Today is my first day in toxicology service as a rotational resident. Toxicology was my favorite field for years and despite my favor is decreased recent years (as I get acquainted with a more interesting field -EM-), I really love it yet.
I'll spend my one month toxicology course in Loghman hospital, the main toxicology referral center in Iran, with EM residents from all over Iran. It has a nearly crowded ED; with toxicology cases that any EM resident wishes to see them.

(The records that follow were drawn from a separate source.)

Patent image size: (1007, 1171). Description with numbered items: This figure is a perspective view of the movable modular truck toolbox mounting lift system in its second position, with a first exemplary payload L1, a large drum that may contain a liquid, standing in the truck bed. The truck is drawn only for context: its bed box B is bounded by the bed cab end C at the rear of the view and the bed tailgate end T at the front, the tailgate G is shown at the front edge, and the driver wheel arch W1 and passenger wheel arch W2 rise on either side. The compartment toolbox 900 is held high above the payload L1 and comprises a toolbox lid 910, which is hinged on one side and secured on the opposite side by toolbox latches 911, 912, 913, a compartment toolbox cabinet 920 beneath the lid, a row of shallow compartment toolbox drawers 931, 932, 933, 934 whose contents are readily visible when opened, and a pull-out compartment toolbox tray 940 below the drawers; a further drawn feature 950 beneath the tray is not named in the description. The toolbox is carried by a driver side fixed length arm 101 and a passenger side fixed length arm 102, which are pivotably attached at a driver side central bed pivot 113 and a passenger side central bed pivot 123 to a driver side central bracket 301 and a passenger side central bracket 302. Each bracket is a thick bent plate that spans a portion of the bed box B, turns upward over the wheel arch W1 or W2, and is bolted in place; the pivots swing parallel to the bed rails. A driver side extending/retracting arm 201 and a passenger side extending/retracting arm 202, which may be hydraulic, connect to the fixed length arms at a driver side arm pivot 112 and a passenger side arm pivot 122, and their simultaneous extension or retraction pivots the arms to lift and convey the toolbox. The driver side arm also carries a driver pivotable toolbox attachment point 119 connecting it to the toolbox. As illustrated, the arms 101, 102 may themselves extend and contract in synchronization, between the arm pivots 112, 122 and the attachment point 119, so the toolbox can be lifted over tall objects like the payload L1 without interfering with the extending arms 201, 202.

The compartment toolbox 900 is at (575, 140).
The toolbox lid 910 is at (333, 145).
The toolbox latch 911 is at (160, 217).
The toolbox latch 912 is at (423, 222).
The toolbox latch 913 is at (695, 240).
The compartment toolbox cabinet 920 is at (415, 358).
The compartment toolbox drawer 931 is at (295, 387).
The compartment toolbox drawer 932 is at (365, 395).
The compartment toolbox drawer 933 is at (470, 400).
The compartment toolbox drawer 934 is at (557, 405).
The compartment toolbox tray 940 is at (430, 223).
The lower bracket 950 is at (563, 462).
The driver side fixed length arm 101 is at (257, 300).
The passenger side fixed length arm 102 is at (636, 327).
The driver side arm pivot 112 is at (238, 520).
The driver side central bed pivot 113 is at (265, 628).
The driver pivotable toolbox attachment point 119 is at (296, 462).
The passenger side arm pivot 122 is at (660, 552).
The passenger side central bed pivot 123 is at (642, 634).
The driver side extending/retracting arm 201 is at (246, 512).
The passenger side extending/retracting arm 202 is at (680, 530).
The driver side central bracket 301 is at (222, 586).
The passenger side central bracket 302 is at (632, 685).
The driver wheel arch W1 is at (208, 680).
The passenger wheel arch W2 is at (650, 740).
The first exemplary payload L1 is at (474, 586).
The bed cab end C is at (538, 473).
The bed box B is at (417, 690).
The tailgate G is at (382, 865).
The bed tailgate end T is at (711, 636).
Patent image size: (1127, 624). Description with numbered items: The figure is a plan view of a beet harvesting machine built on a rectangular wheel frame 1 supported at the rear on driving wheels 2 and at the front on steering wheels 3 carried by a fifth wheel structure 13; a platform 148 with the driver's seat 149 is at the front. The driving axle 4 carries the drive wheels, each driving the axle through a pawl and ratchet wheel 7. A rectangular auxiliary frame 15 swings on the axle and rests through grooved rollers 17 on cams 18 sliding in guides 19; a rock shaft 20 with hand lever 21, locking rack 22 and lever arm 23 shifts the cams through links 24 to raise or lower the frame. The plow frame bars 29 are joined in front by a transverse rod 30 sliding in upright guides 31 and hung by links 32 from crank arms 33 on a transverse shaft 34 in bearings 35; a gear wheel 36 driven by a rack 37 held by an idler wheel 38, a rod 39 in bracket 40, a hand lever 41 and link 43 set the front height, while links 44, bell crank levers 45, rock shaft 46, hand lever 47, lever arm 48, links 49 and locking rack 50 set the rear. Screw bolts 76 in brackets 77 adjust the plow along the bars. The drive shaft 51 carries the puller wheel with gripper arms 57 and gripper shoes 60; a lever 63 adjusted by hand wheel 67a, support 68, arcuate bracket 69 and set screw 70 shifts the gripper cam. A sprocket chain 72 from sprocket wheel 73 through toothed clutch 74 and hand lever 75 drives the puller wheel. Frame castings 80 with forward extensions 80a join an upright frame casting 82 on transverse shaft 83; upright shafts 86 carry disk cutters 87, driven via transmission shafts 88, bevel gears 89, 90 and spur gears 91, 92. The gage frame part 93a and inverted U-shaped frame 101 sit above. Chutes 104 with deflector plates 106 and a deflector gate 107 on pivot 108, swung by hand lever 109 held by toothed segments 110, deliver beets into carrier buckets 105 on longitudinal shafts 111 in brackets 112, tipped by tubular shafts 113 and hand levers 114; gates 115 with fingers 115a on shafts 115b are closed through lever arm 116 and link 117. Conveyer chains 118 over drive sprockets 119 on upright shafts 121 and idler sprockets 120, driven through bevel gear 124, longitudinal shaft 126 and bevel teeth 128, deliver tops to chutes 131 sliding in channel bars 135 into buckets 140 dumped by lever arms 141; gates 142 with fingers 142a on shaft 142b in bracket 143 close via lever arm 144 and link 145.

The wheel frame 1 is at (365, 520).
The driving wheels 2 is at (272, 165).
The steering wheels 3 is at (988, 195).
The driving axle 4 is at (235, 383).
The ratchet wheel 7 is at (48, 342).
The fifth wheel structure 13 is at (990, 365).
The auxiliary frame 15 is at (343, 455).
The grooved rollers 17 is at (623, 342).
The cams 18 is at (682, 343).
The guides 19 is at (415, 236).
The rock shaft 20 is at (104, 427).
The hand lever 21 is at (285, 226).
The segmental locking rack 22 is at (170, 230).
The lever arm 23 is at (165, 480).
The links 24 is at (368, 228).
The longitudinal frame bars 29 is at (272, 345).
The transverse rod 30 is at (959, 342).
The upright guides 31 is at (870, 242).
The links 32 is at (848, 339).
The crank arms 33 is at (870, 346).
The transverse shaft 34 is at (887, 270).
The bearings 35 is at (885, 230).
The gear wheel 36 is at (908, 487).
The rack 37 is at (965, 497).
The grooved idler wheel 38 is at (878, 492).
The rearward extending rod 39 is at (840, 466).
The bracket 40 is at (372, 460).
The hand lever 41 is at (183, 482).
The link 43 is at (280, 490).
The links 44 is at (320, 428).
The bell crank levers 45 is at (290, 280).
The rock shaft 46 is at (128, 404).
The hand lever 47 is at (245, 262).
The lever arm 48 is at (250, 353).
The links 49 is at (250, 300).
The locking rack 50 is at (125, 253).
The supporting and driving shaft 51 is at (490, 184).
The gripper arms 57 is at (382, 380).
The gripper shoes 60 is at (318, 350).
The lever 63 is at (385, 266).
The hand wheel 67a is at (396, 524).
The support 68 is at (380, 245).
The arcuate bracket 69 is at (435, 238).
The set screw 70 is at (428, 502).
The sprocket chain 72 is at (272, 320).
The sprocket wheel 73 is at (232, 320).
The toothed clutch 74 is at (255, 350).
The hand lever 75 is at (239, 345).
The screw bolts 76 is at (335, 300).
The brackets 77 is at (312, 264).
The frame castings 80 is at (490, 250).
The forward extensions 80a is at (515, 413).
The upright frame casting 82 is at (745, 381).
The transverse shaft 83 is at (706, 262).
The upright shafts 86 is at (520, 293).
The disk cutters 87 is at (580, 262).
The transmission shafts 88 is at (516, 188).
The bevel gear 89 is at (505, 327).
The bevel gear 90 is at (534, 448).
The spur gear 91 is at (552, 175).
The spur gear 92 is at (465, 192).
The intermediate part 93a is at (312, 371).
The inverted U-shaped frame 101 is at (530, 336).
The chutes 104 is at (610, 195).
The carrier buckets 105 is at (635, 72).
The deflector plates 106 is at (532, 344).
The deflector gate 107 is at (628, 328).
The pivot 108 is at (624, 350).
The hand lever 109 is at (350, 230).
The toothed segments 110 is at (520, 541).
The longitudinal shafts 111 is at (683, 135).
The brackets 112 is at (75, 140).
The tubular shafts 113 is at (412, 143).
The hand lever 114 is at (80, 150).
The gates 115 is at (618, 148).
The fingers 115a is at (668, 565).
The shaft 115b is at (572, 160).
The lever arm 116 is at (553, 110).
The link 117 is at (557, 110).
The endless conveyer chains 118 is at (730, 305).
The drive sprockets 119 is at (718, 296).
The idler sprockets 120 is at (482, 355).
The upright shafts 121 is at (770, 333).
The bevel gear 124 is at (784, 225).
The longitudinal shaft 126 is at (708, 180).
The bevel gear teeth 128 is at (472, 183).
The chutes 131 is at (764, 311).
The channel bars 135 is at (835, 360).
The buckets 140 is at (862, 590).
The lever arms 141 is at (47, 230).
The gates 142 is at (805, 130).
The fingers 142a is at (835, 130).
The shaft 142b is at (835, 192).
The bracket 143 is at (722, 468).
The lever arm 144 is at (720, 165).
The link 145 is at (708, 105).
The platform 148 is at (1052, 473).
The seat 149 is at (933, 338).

This was my story; and what I have for you?
Here are useful toxicology & toxinology links:
emedicine- emergency medicine articles (toxics and toxins both involved)
TOXNET - Databases on toxicology, hazardous chemicals, environmental health, and toxic releases

any good link, you know? please comment me to add them

Thursday, May 20, 2010

Why me? Why here?

Hi dear readers
As the first post of this new blog, I want to describe why I decide to write a new blog this way, here.
I was a blogger in a crowded ED notes (the site is in Persian) ,my ED official blog, for nearly 1.5 years and I felt lucky be with them. Even I was its moderator for one year and I eagerly gave my place to one of my fellows 6 months earlier. But things did not do well with our weblog as my successor apply strict censorship and censor my and my colleagues posts and comments. So I decide to be parted with that blog and write in my own. I select writing in English this time so this blog can be read worldwide.